The storage chiller on the Blackmoor Estate, near Liss, Hampshire, had a ‘controlled atmosphere’ of just one per cent oxygen – far less than the 21 per cent needed to survive.

Winchester Crown Court heard Mr Cain, of Liphook, Hampshire, was ordered to hand-pick the fruit and enter the container while holding his breath – a risky process known as ‘scuba diving’.

He was ordered to do so by Stocker as he wanted to win the Marden Fruit Show, an annual competition held in West Malling, Kent, the court heard.

Paul Metherell, who was in charge of the packhouse while Stocker was on holiday in the Maldives, today told the court that when the men did not return he knew that something had gone ‘terribly wrong’.

At around 3pm on February 18, 2013, they were discovered by frantic colleagues who tried to save father-of-one Mr Cain and amateur rugby player Mr Clarke, who grew up in Emsworth and played for the Southsea Nomads.

Mr Metherell had worked at the packhouse for nine years and assumed extra responsibilities on the site while Stocker was in the Maldives.

He said: ‘The instructions to open the hatch had already been given by Mr Stocker to Scott before he went away on holiday.

‘Scott told me he was going to get samples that morning from stores three, six and 20 and said he was getting the apples for the Marden Fruit Show.

‘He said in the morning that it would be Ben Stocker, Mr Stocker’s son, who would accompany him.

‘Ben was not available in the afternoon so Scott asked if Ashley Clarke could help him get the apples.

‘At 3pm I was aware something had gone terribly wrong.

‘Will Murphy, who also works on site, found me and said to me “they are still in the store”.

‘We both rushed up the stairs and went to the top of the store and looked through the hatch.

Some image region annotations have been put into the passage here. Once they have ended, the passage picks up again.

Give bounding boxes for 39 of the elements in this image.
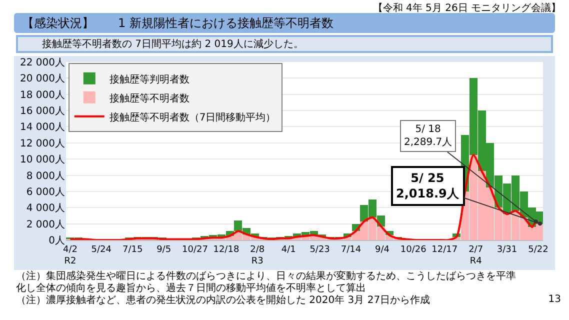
x-tick-label: 9/5: [156, 244, 172, 255]
x-tick-label: 3/31: [496, 244, 518, 255]
y-tick-label: 4 000人: [26, 203, 65, 214]
legend-label: 接触歴等判明者数: [109, 73, 190, 86]
x-tick-label: 7/14: [340, 244, 362, 255]
x-tick-label: 4/2 R2: [62, 244, 78, 266]
y-tick-label: 8 000人: [26, 170, 65, 182]
y-tick-label: 22 000人: [20, 58, 65, 68]
legend-label: 接触歴等不明者数（7日間移動平均）: [109, 111, 276, 124]
text: 13: [548, 294, 561, 305]
x-tick-label: 12/18: [213, 244, 240, 255]
annotation: 5/ 18 2,289.7人: [404, 124, 452, 148]
x-tick-label: 10/27: [182, 244, 208, 255]
x-tick-label: 2/7 R4: [468, 244, 484, 266]
y-tick-label: 0人: [48, 236, 65, 246]
x-tick-label: 5/22: [528, 244, 548, 255]
x-tick-label: 5/24: [91, 244, 112, 255]
y-tick-label: 10 000人: [20, 154, 65, 166]
legend-label: 接触歴等不明者数: [109, 92, 190, 104]
x-tick-label: 4/1: [281, 244, 296, 255]
x-tick-label: 10/26: [400, 244, 427, 255]
y-tick-label: 18 000人: [20, 90, 65, 101]
text: （注）集団感染発生や曜日による件数のばらつきにより、日々の結果が変動するため、こうしたばらつきを平準化し全体の傾向を見る趣旨から、過去７日間の移動平均値を不明率として算出: [16, 271, 516, 294]
y-tick-label: 12 000人: [20, 138, 65, 150]
x-tick-label: 12/17: [432, 244, 458, 255]
x-tick-label: 7/15: [122, 244, 143, 255]
annotation: 5/ 25 2,018.9人: [396, 171, 460, 201]
y-tick-label: 6 000人: [26, 186, 65, 198]
x-tick-label: 2/8 R3: [250, 244, 265, 266]
y-tick-label: 20 000人: [20, 74, 65, 85]
text: （注）濃厚接触者など、患者の発生状況の内訳の公表を開始した 2020年 3月 27日から作成: [16, 295, 432, 307]
x-tick-label: 9/4: [374, 244, 390, 255]
text: 【令和 4年 5月 26日 モニタリング会議】: [372, 2, 561, 15]
chart-title: 【感染状況】 1 新規陽性者における接触歴等不明者数: [14, 13, 555, 33]
y-tick-label: 16 000人: [20, 106, 65, 118]
y-tick-label: 14 000人: [20, 122, 65, 134]
x-tick-label: 5/23: [310, 244, 330, 255]
chart-subtitle: 接触歴等不明者数の 7日間平均は約 2 019人に減少した。: [16, 35, 553, 53]
y-tick-label: 2 000人: [26, 219, 65, 230]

‘No one else was up on the roof, and I saw Scott and Ashley lying one metre below the hatch.

‘They were both lying in a foetal position – as they were on their side on top of the apples. Scott’s legs may have been on top of Ashley.

‘We then used straps to pull Scott out and then we went back to pull Ashley out.’

Rachel Higgins, who was engaged to marry Ashley Clarke, worked with him after finding him a job at the Blackmoor Estate – which produces high-quality fruit.

Miss Higgins, who was an office administrator at the packhouse, told the court she heard Stocker order Mr Cain to get the apples before he went on holiday.

She said: ‘The conversation took place in the office. Mr Stocker asked Scott to get the samples on the Monday morning.

‘He asked Scott to get them ready for the Marden Fruit Show in Kent.

‘He said to him “I need you to do the usual for the samples – if you could do the same as last year, we’re laughing”.

‘And I think Mr Stocker was referring to the fact we won the competition the year before and I believe it is an annual event.

‘He gave Scott the names of three apples.’

Lord Selborne, 75, is a member of the Conservative party and entered the House of Lords in 1992, becoming a hereditary peer in 1999.

Blackmoor Estate has been growing and storing fruit since the 1920s and has a reputation for high-quality storage and service, winning numerous awards for long term storage of Cox, Bramley and Gala apples.

It won the Marden Fruit Show Society prizes for long term storage of Gala last year, and the packhouse manager won the best store manager award.

Stocker, of Bordon, Hampshire, denies two charges of manslaughter through gross negligence.